Kernel Korner - ATA Over Ethernet: Putting Hard Drives on the LAN

With ATA hard drives now being cheaper than tape, this simple new storage technology enables you to build storage arrays for archives, backup or live use.

Everybody runs out of disk space at some time. Fortunately, hard drives keep getting larger and cheaper. Even so, the more disk space there is, the more we use, and soon we run out again.

Some kinds of data are huge by nature. Video, for example, always takes up a lot of space. Businesses often need to store video data, especially with digital surveillance becoming more common. Even at home, we enjoy watching and making movies on our computers.

Backup and data redundancy are essential to any business using computers. It seems no matter how much storage capacity there is, it always would be nice to have more. Even e-mail can overgrow any container we put it in, as Internet service providers know too well.

Unlimited storage becomes possible when the disks come out of the box, decoupling the storage from the computer that's using it. The principle of decoupling related components to achieve greater flexibility shows up in many domains, not only data storage. Modular source code can be used more flexibly to meet unforeseen needs, and a stereo system made from components can be used in more interesting configurations than an all-in-one stereo box can be.

The most familiar example of out-of-the-box storage probably is the storage area network (SAN). I remember when SANs started to create a buzz; it was difficult to work past the hype and find out what they really were. When I finally did, I was somewhat disappointed to find that SANs were complex, proprietary and expensive.

In supporting these SANs, though, the Linux community has made helpful changes to the kernel. The enterprise versions of 2.4 kernel releases informed the development of new features of the 2.6 kernel, and today's stable kernel has many abilities we lacked only a few years ago. It can use huge block devices, well over the old limit of two terabytes. It can support many more simultaneously connected disks. There's also support for sophisticated storage volume management. In addition, filesystems now can grow to huge sizes, even while mounted and in use.

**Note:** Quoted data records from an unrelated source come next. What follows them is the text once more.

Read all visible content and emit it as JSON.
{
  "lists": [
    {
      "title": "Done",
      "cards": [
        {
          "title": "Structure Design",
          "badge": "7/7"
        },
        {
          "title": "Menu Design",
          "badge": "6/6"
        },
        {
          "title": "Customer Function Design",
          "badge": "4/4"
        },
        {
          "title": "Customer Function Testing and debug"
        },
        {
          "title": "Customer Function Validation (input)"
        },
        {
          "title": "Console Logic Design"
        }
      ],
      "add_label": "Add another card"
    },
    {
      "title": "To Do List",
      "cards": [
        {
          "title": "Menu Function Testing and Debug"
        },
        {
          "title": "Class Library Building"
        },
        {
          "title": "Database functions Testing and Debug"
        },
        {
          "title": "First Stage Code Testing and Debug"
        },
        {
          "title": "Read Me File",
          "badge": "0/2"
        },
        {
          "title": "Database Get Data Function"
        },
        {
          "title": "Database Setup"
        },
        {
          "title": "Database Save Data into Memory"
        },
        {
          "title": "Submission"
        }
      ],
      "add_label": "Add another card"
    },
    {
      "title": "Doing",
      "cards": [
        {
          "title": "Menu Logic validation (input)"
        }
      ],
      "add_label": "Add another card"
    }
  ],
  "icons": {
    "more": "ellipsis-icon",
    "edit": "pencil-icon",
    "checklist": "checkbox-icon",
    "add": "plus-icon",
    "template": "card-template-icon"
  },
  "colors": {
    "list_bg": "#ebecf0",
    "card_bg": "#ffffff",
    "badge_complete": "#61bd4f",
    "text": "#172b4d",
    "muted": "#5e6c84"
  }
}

This article describes a new way to leverage these new kernel features, taking disks out of the computer and overcoming previous limits on storage use and capacity. You can think of ATA over Ethernet (AoE) as a way to replace your IDE cable with an Ethernet network. With the storage decoupled from the computer and the flexibility of Ethernet between the two, the possibilities are limited only by your imagination and willingness to learn new things.

What Is AoE?

ATA over Ethernet is a network protocol registered with the IEEE as Ethernet protocol 0x88a2. AoE is low level, much simpler than TCP/IP or even IP. TCP/IP and IP are necessary for the reliable transmission of data over the Internet, but the computer has to work harder to handle the complexity they introduce.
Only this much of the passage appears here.